La senatrice del Pd Ylenia Zambito ha deciso di contestare l’operato dell’esperto, mettendo in discussione la sua capacità di interpretare correttamente i dati scientifici disponibili. Questo approccio ha generato immediate reazioni da parte della coalizione di governo, che ha visto nell’intervento dell’esponente dem un tentativo di delegittimazione dell’audito.
Francesco Ciancitto, deputato di Fratelli d’Italia e vicepresidente della commissione Covid, ha duramente criticato la posizione assunta da Zambito. Secondo Ciancitto, esiste una contraddizione stridente tra il passato atteggiamento della sinistra, che aveva chiesto agli italiani di riporre fiducia assoluta nella scienza durante la pandemia, e l’atteggiamento odierno di contestazione verso chi presenta studi scientifici alternativi rispetto alla linea governativa di allora.
Ciancitto ha interpretato il gesto della senatrice Pd come un tentativo di ricorrere alla delegittimazione quale nuovo strumento di ostruzionismo all’interno dei lavori della commissione.

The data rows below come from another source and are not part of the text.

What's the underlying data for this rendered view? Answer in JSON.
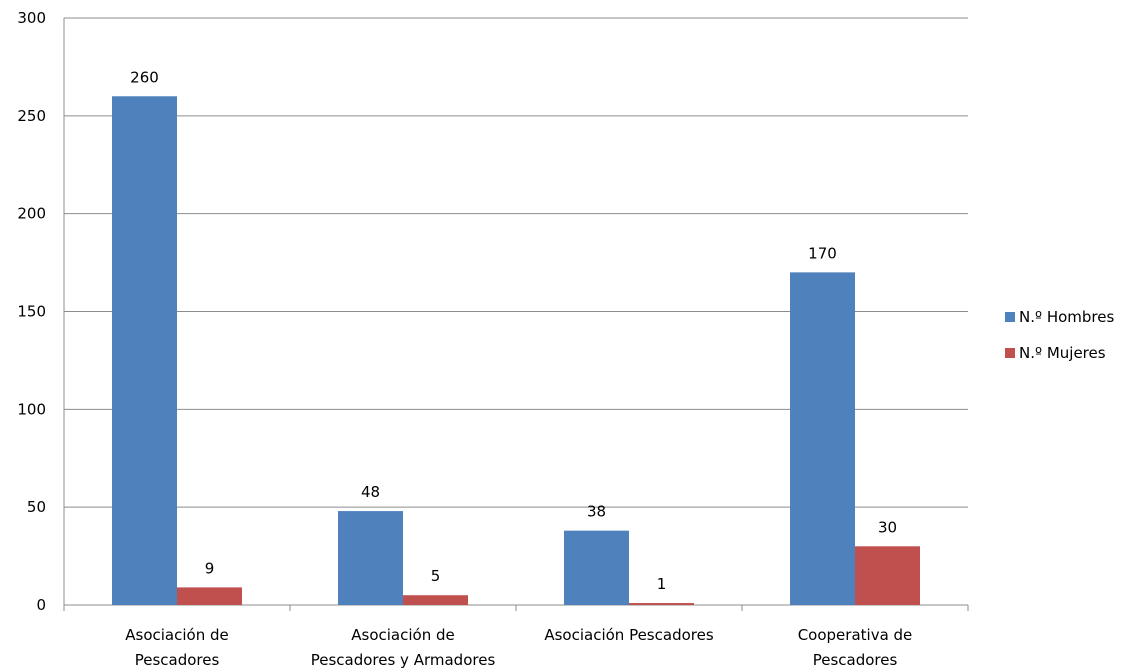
{
  "chart_data": {
    "type": "bar",
    "categories": [
      [
        "Asociación de",
        "Pescadores"
      ],
      [
        "Asociación de",
        "Pescadores y Armadores"
      ],
      [
        "Asociación Pescadores"
      ],
      [
        "Cooperativa de",
        "Pescadores"
      ]
    ],
    "series": [
      {
        "name": "N.º Hombres",
        "values": [
          260,
          48,
          38,
          170
        ],
        "color": "#4F81BD"
      },
      {
        "name": "N.º Mujeres",
        "values": [
          9,
          5,
          1,
          30
        ],
        "color": "#C0504D"
      }
    ],
    "ylim": [
      0,
      300
    ],
    "yticks": [
      0,
      50,
      100,
      150,
      200,
      250,
      300
    ],
    "grid": true,
    "legend_position": "right",
    "data_labels": true,
    "title": "",
    "xlabel": "",
    "ylabel": ""
  }
}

Tuttavia, a suo giudizio, questo approccio si è rivelato completamente controproducente. L’intervento della senatrice avrebbe infatti dimostrato, al contrario di quanto intendeva, che l’effettiva incapacità di leggere e interpretare i dati scientifici apparterrebbe a chi ha contestato l’esperto, trasformandosi così in un clamoroso errore di comunicazione politica.